Всмотримся еще раз в происходящее. Dasein, переводимое иногда на русский как «здесьбытие», под воздействием времени начинает ис­пытывать величайшие трудности в различении «da» и «dort», «здесь» и «там». Подлинное (da) укрывается от контрразведки, и выстраи­вается «false self system», по выражению Ри­чарда Лэйнга; Я наигрывается в некотором другом месте — «там» (dort), и в эту наигранность, в эту ложную самопрезентацию посте­пенно переносится центр тяжести Я. Мое «da» незаметно мигрирует, и я внезапно оказыва­юсь «там» — ничего не поделаешь, «ибо где сокровище ваше, там будет и сердце ваше» (Матф. 6, 21). Обретение Dasein в Dortsein, бу­дучи предельным выражением парадокса шпи­она, есть коллизия гораздо более глубокая и запутанная, чем разборки господина и раба. Мир переполнен агентами, с которыми никто так и не вышел на связь, (Хотя попытки наладить связь с Центром пред­принимались неоднократно: «...войди в комнату твою и, затворив дверь твою, помолись Отцу твоему, Кото­рый втайне; и Отец твой, видящий тайное, воздаст тебе явно» (Матф. 6, 6). — но именно это об­стоятельство прочнее всего связывает их друг с другом. Или, иначе, прочнее всего люди свя­заны друг с другом как враг с врагом.

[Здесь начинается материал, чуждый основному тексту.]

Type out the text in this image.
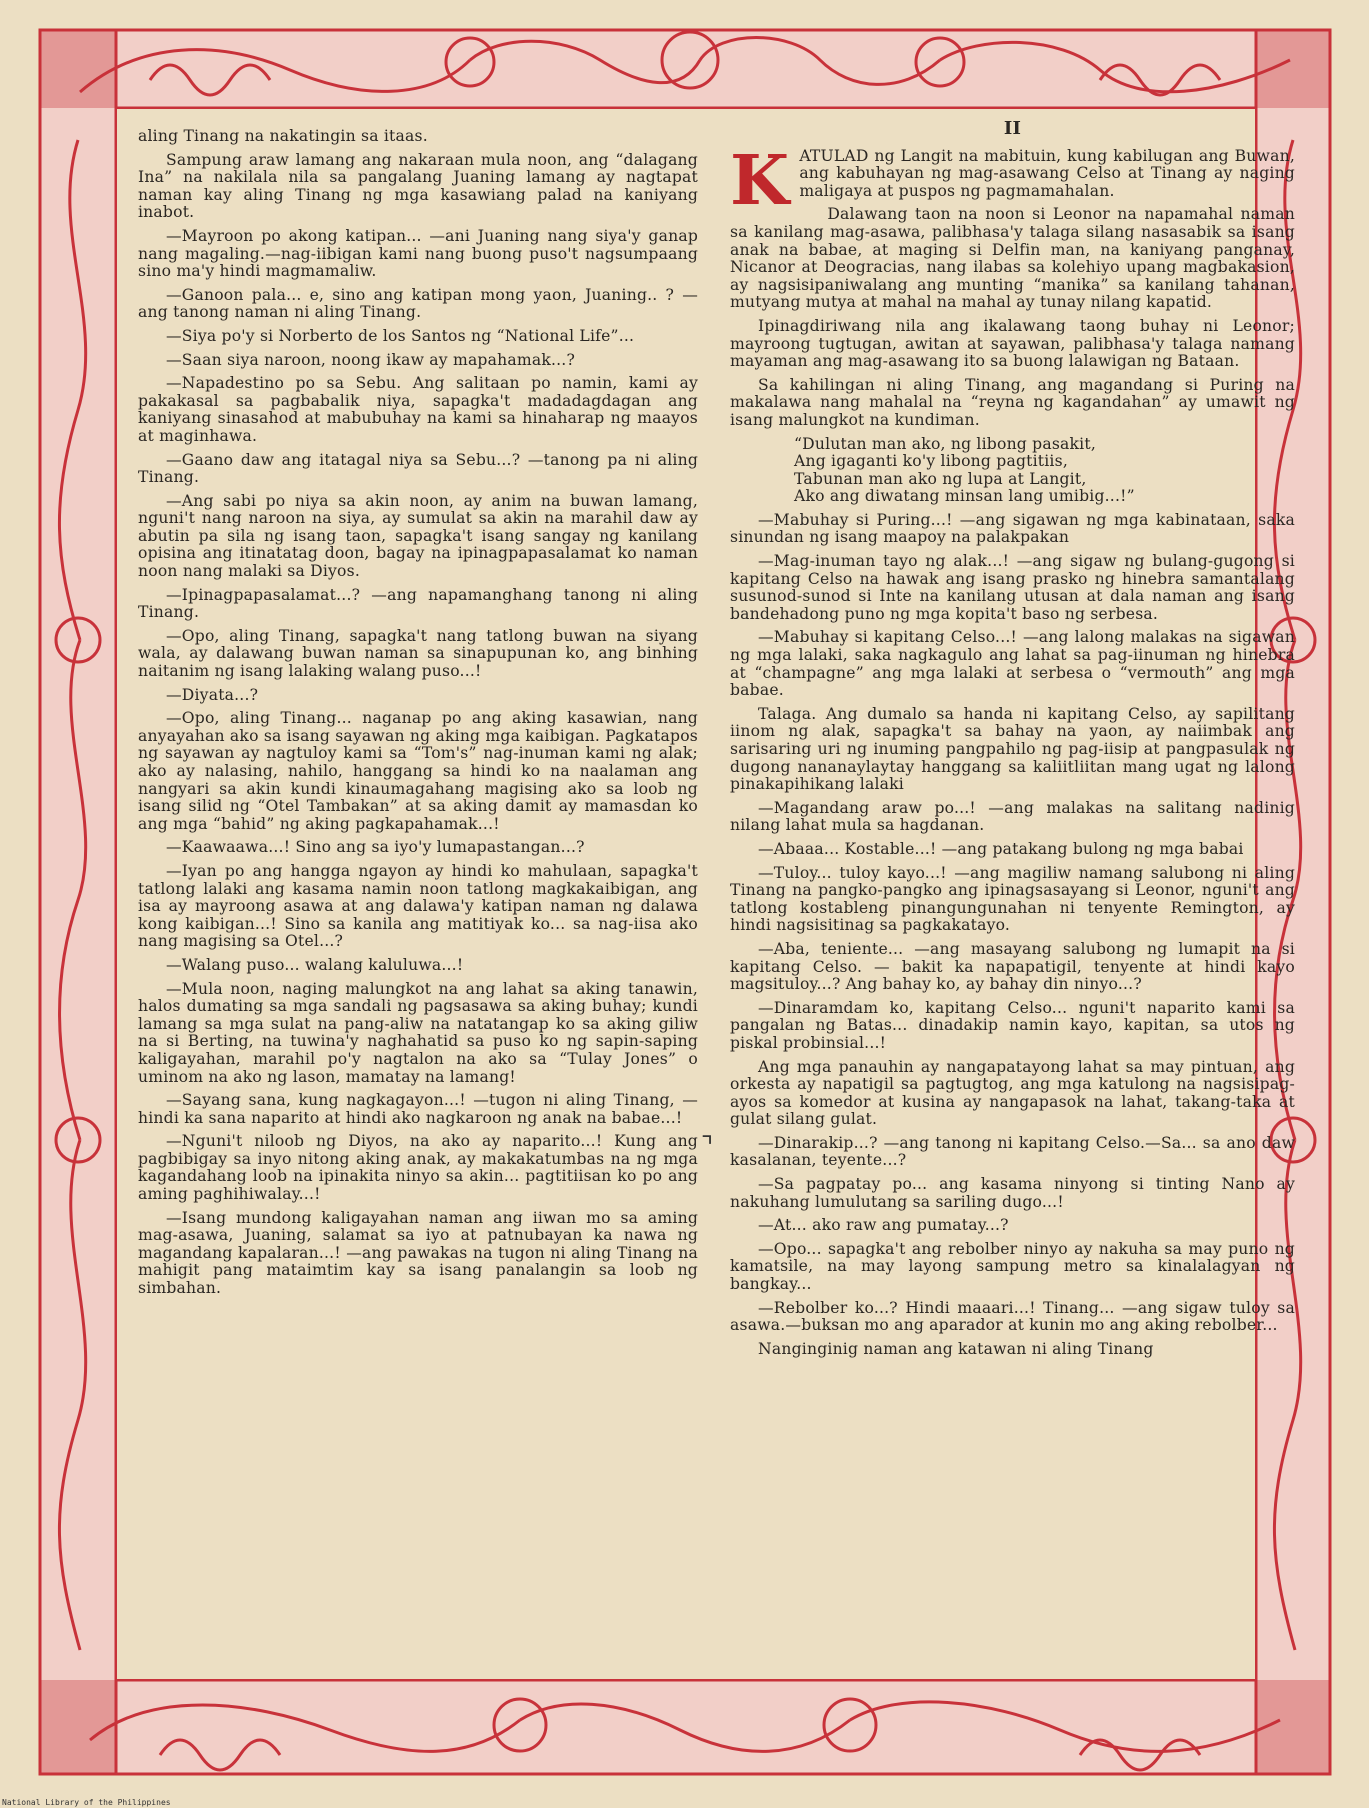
aling Tinang na nakatingin sa itaas.

Sampung araw lamang ang nakaraan mula noon, ang “dalagang Ina” na nakilala nila sa pangalang Juaning lamang ay nagtapat naman kay aling Tinang ng mga kasawiang palad na kaniyang inabot.

—Mayroon po akong katipan... —ani Juaning nang siya'y ganap nang magaling.—nag-iibigan kami nang buong puso't nagsumpaang sino ma'y hindi magmamaliw.

—Ganoon pala... e, sino ang katipan mong yaon, Juaning.. ? —ang tanong naman ni aling Tinang.

—Siya po'y si Norberto de los Santos ng “National Life”...

—Saan siya naroon, noong ikaw ay mapahamak...?

—Napadestino po sa Sebu. Ang salitaan po namin, kami ay pakakasal sa pagbabalik niya, sapagka't madadagdagan ang kaniyang sinasahod at mabubuhay na kami sa hinaharap ng maayos at maginhawa.

—Gaano daw ang itatagal niya sa Sebu...? —tanong pa ni aling Tinang.

—Ang sabi po niya sa akin noon, ay anim na buwan lamang, nguni't nang naroon na siya, ay sumulat sa akin na marahil daw ay abutin pa sila ng isang taon, sapagka't isang sangay ng kanilang opisina ang itinatatag doon, bagay na ipinagpapasalamat ko naman noon nang malaki sa Diyos.

—Ipinagpapasalamat...? —ang napamanghang tanong ni aling Tinang.

—Opo, aling Tinang, sapagka't nang tatlong buwan na siyang wala, ay dalawang buwan naman sa sinapupunan ko, ang binhing naitanim ng isang lalaking walang puso...!

—Diyata...?

—Opo, aling Tinang... naganap po ang aking kasawian, nang anyayahan ako sa isang sayawan ng aking mga kaibigan. Pagkatapos ng sayawan ay nagtuloy kami sa “Tom's” nag-inuman kami ng alak; ako ay nalasing, nahilo, hanggang sa hindi ko na naalaman ang nangyari sa akin kundi kinaumagahang magising ako sa loob ng isang silid ng “Otel Tambakan” at sa aking damit ay mamasdan ko ang mga “bahid” ng aking pagkapahamak...!

—Kaawaawa...! Sino ang sa iyo'y lumapastangan...?

—Iyan po ang hangga ngayon ay hindi ko mahulaan, sapagka't tatlong lalaki ang kasama namin noon tatlong magkakaibigan, ang isa ay mayroong asawa at ang dalawa'y katipan naman ng dalawa kong kaibigan...! Sino sa kanila ang matitiyak ko... sa nag-iisa ako nang magising sa Otel...?

—Walang puso... walang kaluluwa...!

—Mula noon, naging malungkot na ang lahat sa aking tanawin, halos dumating sa mga sandali ng pagsasawa sa aking buhay; kundi lamang sa mga sulat na pang-aliw na natatangap ko sa aking giliw na si Berting, na tuwina'y naghahatid sa puso ko ng sapin-saping kaligayahan, marahil po'y nagtalon na ako sa “Tulay Jones” o uminom na ako ng lason, mamatay na lamang!

—Sayang sana, kung nagkagayon...! —tugon ni aling Tinang, —hindi ka sana naparito at hindi ako nagkaroon ng anak na babae...!

—Nguni't niloob ng Diyos, na ako ay naparito...! Kung ang pagbibigay sa inyo nitong aking anak, ay makakatumbas na ng mga kagandahang loob na ipinakita ninyo sa akin... pagtitiisan ko po ang aming paghihiwalay...!

—Isang mundong kaligayahan naman ang iiwan mo sa aming mag-asawa, Juaning, salamat sa iyo at patnubayan ka nawa ng magandang kapalaran...! —ang pawakas na tugon ni aling Tinang na mahigit pang mataimtim kay sa isang panalangin sa loob ng simbahan.

⌝
II

KATULAD ng Langit na mabituin, kung kabilugan ang Buwan, ang kabuhayan ng mag-asawang Celso at Tinang ay naging maligaya at puspos ng pagmamahalan.

Dalawang taon na noon si Leonor na napamahal naman sa kanilang mag-asawa, palibhasa'y talaga silang nasasabik sa isang anak na babae, at maging si Delfin man, na kaniyang panganay, Nicanor at Deogracias, nang ilabas sa kolehiyo upang magbakasion, ay nagsisipaniwalang ang munting “manika” sa kanilang tahanan, mutyang mutya at mahal na mahal ay tunay nilang kapatid.

Ipinagdiriwang nila ang ikalawang taong buhay ni Leonor; mayroong tugtugan, awitan at sayawan, palibhasa'y talaga namang mayaman ang mag-asawang ito sa buong lalawigan ng Bataan.

Sa kahilingan ni aling Tinang, ang magandang si Puring na makalawa nang mahalal na “reyna ng kagandahan” ay umawit ng isang malungkot na kundiman.

“Dulutan man ako, ng libong pasakit,

Ang igaganti ko'y libong pagtitiis,

Tabunan man ako ng lupa at Langit,

Ako ang diwatang minsan lang umibig...!”

—Mabuhay si Puring...! —ang sigawan ng mga kabinataan, saka sinundan ng isang maapoy na palakpakan

—Mag-inuman tayo ng alak...! —ang sigaw ng bulang-gugong si kapitang Celso na hawak ang isang prasko ng hinebra samantalang susunod-sunod si Inte na kanilang utusan at dala naman ang isang bandehadong puno ng mga kopita't baso ng serbesa.

—Mabuhay si kapitang Celso...! —ang lalong malakas na sigawan ng mga lalaki, saka nagkagulo ang lahat sa pag-iinuman ng hinebra at “champagne” ang mga lalaki at serbesa o “vermouth” ang mga babae.

Talaga. Ang dumalo sa handa ni kapitang Celso, ay sapilitang iinom ng alak, sapagka't sa bahay na yaon, ay naiimbak ang sarisaring uri ng inuming pangpahilo ng pag-iisip at pangpasulak ng dugong nananaylaytay hanggang sa kaliitliitan mang ugat ng lalong pinakapihikang lalaki

—Magandang araw po...! —ang malakas na salitang nadinig nilang lahat mula sa hagdanan.

—Abaaa... Kostable...! —ang patakang bulong ng mga babai

—Tuloy... tuloy kayo...! —ang magiliw namang salubong ni aling Tinang na pangko-pangko ang ipinagsasayang si Leonor, nguni't ang tatlong kostableng pinangungunahan ni tenyente Remington, ay hindi nagsisitinag sa pagkakatayo.

—Aba, teniente... —ang masayang salubong ng lumapit na si kapitang Celso. — bakit ka napapatigil, tenyente at hindi kayo magsituloy...? Ang bahay ko, ay bahay din ninyo...?

—Dinaramdam ko, kapitang Celso... nguni't naparito kami sa pangalan ng Batas... dinadakip namin kayo, kapitan, sa utos ng piskal probinsial...!

Ang mga panauhin ay nangapatayong lahat sa may pintuan, ang orkesta ay napatigil sa pagtugtog, ang mga katulong na nagsisipag-ayos sa komedor at kusina ay nangapasok na lahat, takang-taka at gulat silang gulat.

—Dinarakip...? —ang tanong ni kapitang Celso.—Sa... sa ano daw kasalanan, teyente...?

—Sa pagpatay po... ang kasama ninyong si tinting Nano ay nakuhang lumulutang sa sariling dugo...!

—At... ako raw ang pumatay...?

—Opo... sapagka't ang rebolber ninyo ay nakuha sa may puno ng kamatsile, na may layong sampung metro sa kinalalagyan ng bangkay...

—Rebolber ko...? Hindi maaari...! Tinang... —ang sigaw tuloy sa asawa.—buksan mo ang aparador at kunin mo ang aking rebolber...

Nanginginig naman ang katawan ni aling Tinang

National Library of the Philippines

Можно было бы подумать, что, проник­шись заботами инопланетян, лазутчик все же становится одним из них и со спокойной душой перестает осуществлять миссию, реализовывать призванность и т. д., одним словом, прекращает агентурную деятель­ность. Это верно лишь отчасти — матахари постепенно атрофируется, если не перехо­дит к двойной игре, штирлиц усыхает, пере­ставая получать шифровки из Центра. Тем не менее о достигнутом душевном спокой­ствии говорить не приходится. Хайдеггер справедливо предостерегает: «Это успокое­ние в ненастоящем бытии не соблазняет, од­нако, к бездеятельности и застойности, а вовлекает в разнузданность "хода собы­тий" (Weltlauf). Обреченность миру, таким образом, не обретает покоя. Искусительное успокоение усиливает обреченность пропа­дания».

Одной из тем самосознания становится те­ма предательства Духовной Родины, не за­глушаемая никаким фармаконом. Остается, правда, надежда, что хотя бы после смерти через своего Резидента (Мессию) призовет нас назад Отец наш небесный — ведь мы столько раз пытались выйти с ним на связь, — но передатчик не отвечал или передавал слишком неразборчивые инструкции. Психо­логия религии всегда пыталась описать это состояние, справедливо полагая, что именно здесь срабатывает «естественное религиоз­ное чувство» (в отличие от религиозной мысли).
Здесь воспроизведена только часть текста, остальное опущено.